Whose fault is it that Libya is falling apart, I asked.
“All those who fought in Libya to bring down the regime without contributing to the restoration of normal life and without helping with reconstruction, without propelling Libya down the road to stability and institution building, they are under great international responsibility.”
The Egyptian diplomat, picking his words with care, added: “We hope that at a future stage all the countries of the world will take part in proposing an objective formula for ending the suffering in Libya.”
But, I asked, does Egypt have a strategy for restoring stability and building institutions in Libya?
“Yes, Egypt has a comprehensive strategy for dealing with Libya. But it is running into snags placed by some of the parties trying to undermine stability in the country. But Egypt is relying on the fact that the Libyan people have a say in the matter ... I personally believe that the Libyan people have the ability to change the current equation.

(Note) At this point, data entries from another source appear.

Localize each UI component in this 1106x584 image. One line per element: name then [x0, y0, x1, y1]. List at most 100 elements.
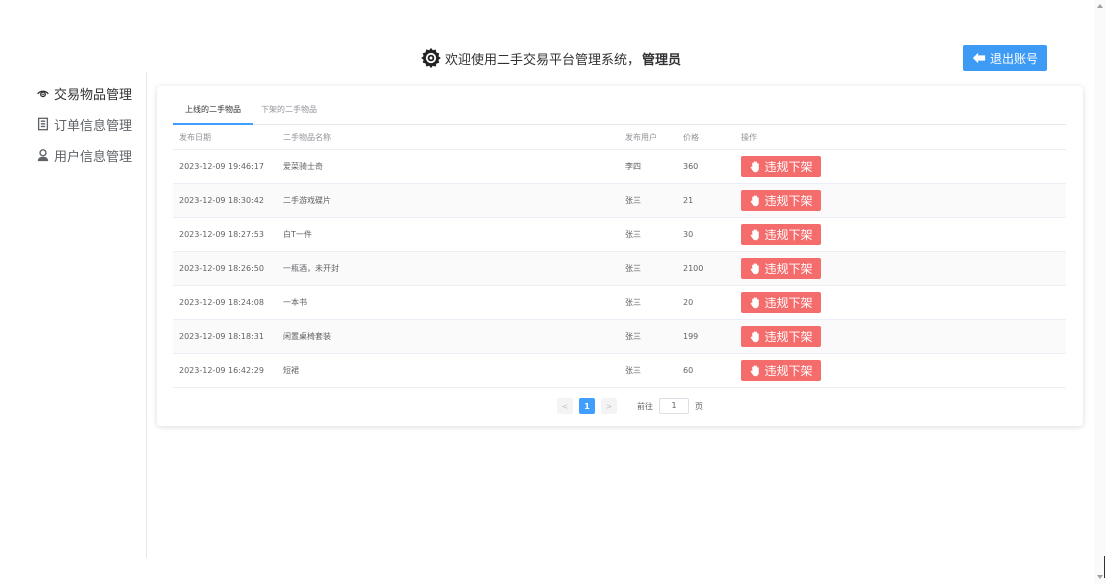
items-table: 发布日期 二手物品名称 发布用户 价格 操作 2023-12-09 19:46:…: [173, 125, 1066, 388]
takedown-label: 违规下架: [764, 160, 813, 174]
takedown-button[interactable]: 违规下架: [741, 156, 821, 177]
cell-action: 违规下架: [735, 217, 1066, 252]
cell-price: 21: [677, 183, 735, 218]
cell-action: 违规下架: [735, 319, 1066, 354]
cell-user: 张三: [619, 251, 677, 286]
column-header-action: 操作: [735, 125, 1066, 150]
pagination: < 1 > 前往 1 页: [557, 398, 703, 414]
takedown-label: 违规下架: [764, 296, 813, 310]
table-row: 2023-12-09 18:30:42 二手游戏碟片 张三 21 违规下架: [173, 183, 1066, 218]
prev-page-button[interactable]: <: [557, 398, 573, 414]
takedown-button[interactable]: 违规下架: [741, 224, 821, 245]
table-row: 2023-12-09 16:42:29 短裙 张三 60 违规下架: [173, 353, 1066, 388]
sidebar-item-label: 交易物品管理: [54, 87, 133, 103]
table-row: 2023-12-09 18:26:50 一瓶酒，未开封 张三 2100 违规下架: [173, 251, 1066, 286]
tab-bar: 上线的二手物品 下架的二手物品: [173, 100, 1066, 125]
cell-date: 2023-12-09 18:27:53: [173, 217, 277, 252]
cell-name: 闲置桌椅套装: [277, 319, 619, 354]
gear-icon: [421, 47, 441, 69]
cell-action: 违规下架: [735, 183, 1066, 218]
cell-date: 2023-12-09 16:42:29: [173, 353, 277, 388]
eye-icon: [37, 90, 49, 98]
cell-price: 199: [677, 319, 735, 354]
cell-action: 违规下架: [735, 353, 1066, 388]
cell-name: 爱菜骑士奇: [277, 149, 619, 184]
takedown-button[interactable]: 违规下架: [741, 292, 821, 313]
welcome-text: 欢迎使用二手交易平台管理系统，: [445, 52, 641, 68]
cell-name: 白T一件: [277, 217, 619, 252]
sidebar-item-label: 用户信息管理: [54, 149, 133, 165]
back-arrow-icon: [972, 52, 986, 64]
hand-stop-icon: [751, 161, 760, 173]
cell-name: 二手游戏碟片: [277, 183, 619, 218]
cell-action: 违规下架: [735, 149, 1066, 184]
cell-price: 60: [677, 353, 735, 388]
next-page-button[interactable]: >: [601, 398, 617, 414]
cell-user: 张三: [619, 285, 677, 320]
table-header: 发布日期 二手物品名称 发布用户 价格 操作: [173, 125, 1066, 150]
tab-online-items[interactable]: 上线的二手物品: [185, 104, 241, 115]
takedown-label: 违规下架: [764, 364, 813, 378]
scrollbar[interactable]: [1094, 0, 1106, 584]
column-header-date: 发布日期: [173, 125, 277, 150]
goto-page-input[interactable]: 1: [659, 398, 689, 414]
takedown-button[interactable]: 违规下架: [741, 190, 821, 211]
takedown-button[interactable]: 违规下架: [741, 326, 821, 347]
takedown-label: 违规下架: [764, 228, 813, 242]
column-header-name: 二手物品名称: [277, 125, 619, 150]
items-card: 上线的二手物品 下架的二手物品 发布日期 二手物品名称 发布用户 价格 操作 2…: [157, 86, 1083, 426]
tab-offline-items[interactable]: 下架的二手物品: [261, 104, 317, 115]
cell-name: 一本书: [277, 285, 619, 320]
takedown-label: 违规下架: [764, 330, 813, 344]
cell-action: 违规下架: [735, 285, 1066, 320]
hand-stop-icon: [751, 365, 760, 377]
header: 欢迎使用二手交易平台管理系统， 管理员 退出账号: [0, 0, 1094, 71]
cell-user: 张三: [619, 183, 677, 218]
cell-price: 30: [677, 217, 735, 252]
goto-suffix: 页: [695, 401, 703, 411]
cell-user: 张三: [619, 353, 677, 388]
table-row: 2023-12-09 19:46:17 爱菜骑士奇 李四 360 违规下架: [173, 149, 1066, 184]
hand-stop-icon: [751, 297, 760, 309]
cell-date: 2023-12-09 18:24:08: [173, 285, 277, 320]
cell-price: 20: [677, 285, 735, 320]
column-header-user: 发布用户: [619, 125, 677, 150]
cell-date: 2023-12-09 18:18:31: [173, 319, 277, 354]
hand-stop-icon: [751, 195, 760, 207]
cell-date: 2023-12-09 18:26:50: [173, 251, 277, 286]
cell-price: 360: [677, 149, 735, 184]
column-header-price: 价格: [677, 125, 735, 150]
cell-date: 2023-12-09 18:30:42: [173, 183, 277, 218]
document-icon: [37, 117, 49, 131]
takedown-label: 违规下架: [764, 262, 813, 276]
cell-action: 违规下架: [735, 251, 1066, 286]
sidebar-item-label: 订单信息管理: [54, 118, 133, 134]
logout-button[interactable]: 退出账号: [963, 45, 1047, 71]
scroll-down-arrow-icon[interactable]: [1097, 575, 1103, 579]
hand-stop-icon: [751, 229, 760, 241]
cell-name: 短裙: [277, 353, 619, 388]
cell-user: 张三: [619, 319, 677, 354]
cell-user: 李四: [619, 149, 677, 184]
takedown-button[interactable]: 违规下架: [741, 360, 821, 381]
scroll-up-arrow-icon[interactable]: [1097, 4, 1103, 8]
scroll-thumb[interactable]: [1104, 556, 1105, 578]
user-icon: [37, 149, 49, 162]
sidebar: 交易物品管理 订单信息管理 用户信息管理: [0, 72, 147, 558]
hand-stop-icon: [751, 263, 760, 275]
cell-user: 张三: [619, 217, 677, 252]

“We must take into account that there are strong bonds between the [Egyptian and Libyan] peoples. Figures show that a large proportion of Libyans are married into and related to families in Egypt. There are Egyptian tribes living all along the borders,” Zayed said.
Does Washington agree with our views?
“As in any foreign policy matter, there is not complete agreement in the views of various countries regarding Libya. The Egyptian position is unchanging, and I will state it clearly: support legitimacy, stop violence, fight terror, and dry up the sources of terror. Those who agree with us in this vision about the future and security of Libya are 100 per cent with us. And those who deviate from these principles, or don’t support them sufficiently, have a position that is obviously different from ours,” Zayed said.
“Egyptian diplomacy will continue and Egypt will keep exerting itself to implement the initiative, because its aim is clear, which is to save the Libyan people.”
Are the Islamists in Libya cooperating with the Egyptian strategy, or opposing it, I asked.
“We are not talking about any party now. What matters to us are the interests of the Libyan people,” Zayed said.